I have learned from articles and posts, from books I have read, from conversations I have had, and so on.
Now let’s say, out of those 10,000 things I have learned, I was smart enough to identify10 things which, if I applied them, could actually have a significant impact on my success. Those were 10 moments of learning that had the potential to transform my business in some meaningful way.
But out of those 10, how many did I actually apply? And of those lessons I have applied, did I work at them hard enough to achieve some positive change?
Those numbers are made up. I have no idea what they really are. But the point I’m trying to make is that while we may be very good at soaking up information and learning things that are new to us, we are generally very bad at identifying the good stuff and then taking action and persevering until positive change takes place.
In part, this is because with access to the web we find ourselves positively deluged with new information. It’s like we learn something new every minute.

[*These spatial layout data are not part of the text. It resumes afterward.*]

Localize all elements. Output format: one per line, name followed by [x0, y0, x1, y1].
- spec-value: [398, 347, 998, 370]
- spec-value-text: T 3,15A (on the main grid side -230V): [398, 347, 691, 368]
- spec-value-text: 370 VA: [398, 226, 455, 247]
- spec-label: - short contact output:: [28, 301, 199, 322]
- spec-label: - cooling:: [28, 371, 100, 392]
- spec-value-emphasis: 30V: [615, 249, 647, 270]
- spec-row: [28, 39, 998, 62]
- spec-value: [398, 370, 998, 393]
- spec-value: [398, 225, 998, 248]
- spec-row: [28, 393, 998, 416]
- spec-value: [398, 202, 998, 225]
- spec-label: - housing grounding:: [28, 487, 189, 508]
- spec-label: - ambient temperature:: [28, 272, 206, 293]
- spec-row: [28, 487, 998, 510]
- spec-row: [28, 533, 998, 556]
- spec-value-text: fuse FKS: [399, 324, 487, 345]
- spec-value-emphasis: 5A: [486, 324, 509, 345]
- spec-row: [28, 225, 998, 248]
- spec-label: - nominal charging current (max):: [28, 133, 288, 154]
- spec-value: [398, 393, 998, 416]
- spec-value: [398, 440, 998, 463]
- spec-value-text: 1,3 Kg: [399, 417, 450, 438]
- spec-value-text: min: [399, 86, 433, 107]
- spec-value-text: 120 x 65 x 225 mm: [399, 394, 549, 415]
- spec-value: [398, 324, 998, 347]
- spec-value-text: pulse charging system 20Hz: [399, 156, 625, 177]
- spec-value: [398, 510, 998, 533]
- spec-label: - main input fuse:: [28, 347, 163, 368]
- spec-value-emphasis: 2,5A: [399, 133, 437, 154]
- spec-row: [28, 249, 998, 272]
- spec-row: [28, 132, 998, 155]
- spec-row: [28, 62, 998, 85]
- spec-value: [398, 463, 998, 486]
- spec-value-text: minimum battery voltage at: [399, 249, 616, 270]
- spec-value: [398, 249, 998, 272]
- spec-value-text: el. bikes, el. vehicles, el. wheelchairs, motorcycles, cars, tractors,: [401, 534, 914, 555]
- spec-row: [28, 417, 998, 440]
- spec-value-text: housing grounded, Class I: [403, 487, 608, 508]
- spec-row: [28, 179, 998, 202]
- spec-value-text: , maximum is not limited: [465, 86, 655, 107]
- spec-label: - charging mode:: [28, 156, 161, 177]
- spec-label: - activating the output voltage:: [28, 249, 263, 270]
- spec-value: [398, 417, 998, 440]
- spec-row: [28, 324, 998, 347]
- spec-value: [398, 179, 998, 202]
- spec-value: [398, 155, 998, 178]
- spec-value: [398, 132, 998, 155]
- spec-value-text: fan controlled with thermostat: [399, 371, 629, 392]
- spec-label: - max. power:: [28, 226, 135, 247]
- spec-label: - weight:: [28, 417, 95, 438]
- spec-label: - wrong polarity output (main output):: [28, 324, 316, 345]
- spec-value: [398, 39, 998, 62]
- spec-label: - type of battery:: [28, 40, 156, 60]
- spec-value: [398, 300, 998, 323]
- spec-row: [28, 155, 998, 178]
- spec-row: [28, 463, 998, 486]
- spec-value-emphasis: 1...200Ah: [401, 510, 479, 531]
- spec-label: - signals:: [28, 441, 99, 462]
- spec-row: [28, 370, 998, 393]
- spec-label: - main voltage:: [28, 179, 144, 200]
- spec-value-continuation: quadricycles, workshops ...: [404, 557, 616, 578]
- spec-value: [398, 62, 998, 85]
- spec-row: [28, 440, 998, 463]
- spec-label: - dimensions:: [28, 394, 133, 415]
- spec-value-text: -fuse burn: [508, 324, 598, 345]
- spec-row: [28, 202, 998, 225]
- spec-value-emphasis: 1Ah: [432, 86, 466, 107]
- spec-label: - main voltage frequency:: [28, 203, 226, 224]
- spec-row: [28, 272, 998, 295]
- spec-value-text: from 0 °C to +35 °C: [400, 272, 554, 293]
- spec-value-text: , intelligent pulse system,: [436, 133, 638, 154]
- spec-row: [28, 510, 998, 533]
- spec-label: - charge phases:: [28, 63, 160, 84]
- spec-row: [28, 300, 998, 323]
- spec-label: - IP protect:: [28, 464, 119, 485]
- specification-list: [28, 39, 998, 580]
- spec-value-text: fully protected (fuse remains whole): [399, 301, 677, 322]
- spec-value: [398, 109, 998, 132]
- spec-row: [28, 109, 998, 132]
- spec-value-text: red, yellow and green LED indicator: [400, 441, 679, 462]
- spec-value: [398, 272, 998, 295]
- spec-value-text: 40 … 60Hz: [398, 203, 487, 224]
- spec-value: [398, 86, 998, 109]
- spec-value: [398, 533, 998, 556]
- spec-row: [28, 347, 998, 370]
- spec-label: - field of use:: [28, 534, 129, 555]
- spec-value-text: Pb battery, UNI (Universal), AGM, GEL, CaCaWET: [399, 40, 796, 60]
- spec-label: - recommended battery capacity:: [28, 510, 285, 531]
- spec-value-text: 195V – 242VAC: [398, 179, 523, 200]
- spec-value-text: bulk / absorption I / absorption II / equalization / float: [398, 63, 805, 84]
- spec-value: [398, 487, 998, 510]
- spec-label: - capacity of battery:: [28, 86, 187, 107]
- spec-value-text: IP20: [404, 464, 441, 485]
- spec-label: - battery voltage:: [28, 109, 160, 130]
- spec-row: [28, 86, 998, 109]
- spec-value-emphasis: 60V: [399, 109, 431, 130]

It becomes impossible for us to absorb, let alone act on, all the information that comes our way.
The trouble is, amongst all that noise lie some nuggets of gold. But their importance is lost within the distracting noise of too much information.
The first thing you should do
Cut back on the noise. If you have been reading a particular website or blog for a while and it has failed to deliver any lessons that you feel could truly transform your business, stop reading it.
If you want to be able to isolate the good stuff, you have to cut away all the bad and mediocre stuff. Turn the firehose into a trickle.
The second thing you should do
Think hard about the core of your freelance business. What is at the center of your skill set or business?
Transformative change doesn’t come about through tinkering around the edges, it occurs at the center.
For example, if most of your work involves writing sales pages for ecommerce companies, you probably shouldn’t get distracted by learning how to write case studies or white papers.
And if you most of your clients come to you through a strong and robust business network and word of mouth, you probably don’t have to invest a ton of time learning about the finer points of Pinterest. It’s not at the core of how you attract new clients.
Always focus on learning those lessons that drive your core.
The third thing you should do
When you have cut back on the noise, have learned to focus on what really matters to your business, and have identified something truly worth learning…take action.
Mark some time on your calendar. Commit to learning that new skill, or internalizing that new information. Learn it formally, as if you were at school.
Now, armed with new knowledge or expertise, apply what you have learned and keep applying it until you achieve positive results.
This may sound obvious, but I know many freelancers who have invested time and money in learning something new…and then they have failed to act on what they have learned.
Wrapping it up
Learning new stuff is easy. Too easy. Being more self-disciplined with your time and attention is a lot harder. But it’s worth it. Stop cramming your head with new information that will do nothing to help move you forward.
When you find something worth learning, get serious about it, as if you were studying for an exam.
And finally, once you have finished learning, apply what you have learned vigorously until you achieve the change you are looking for.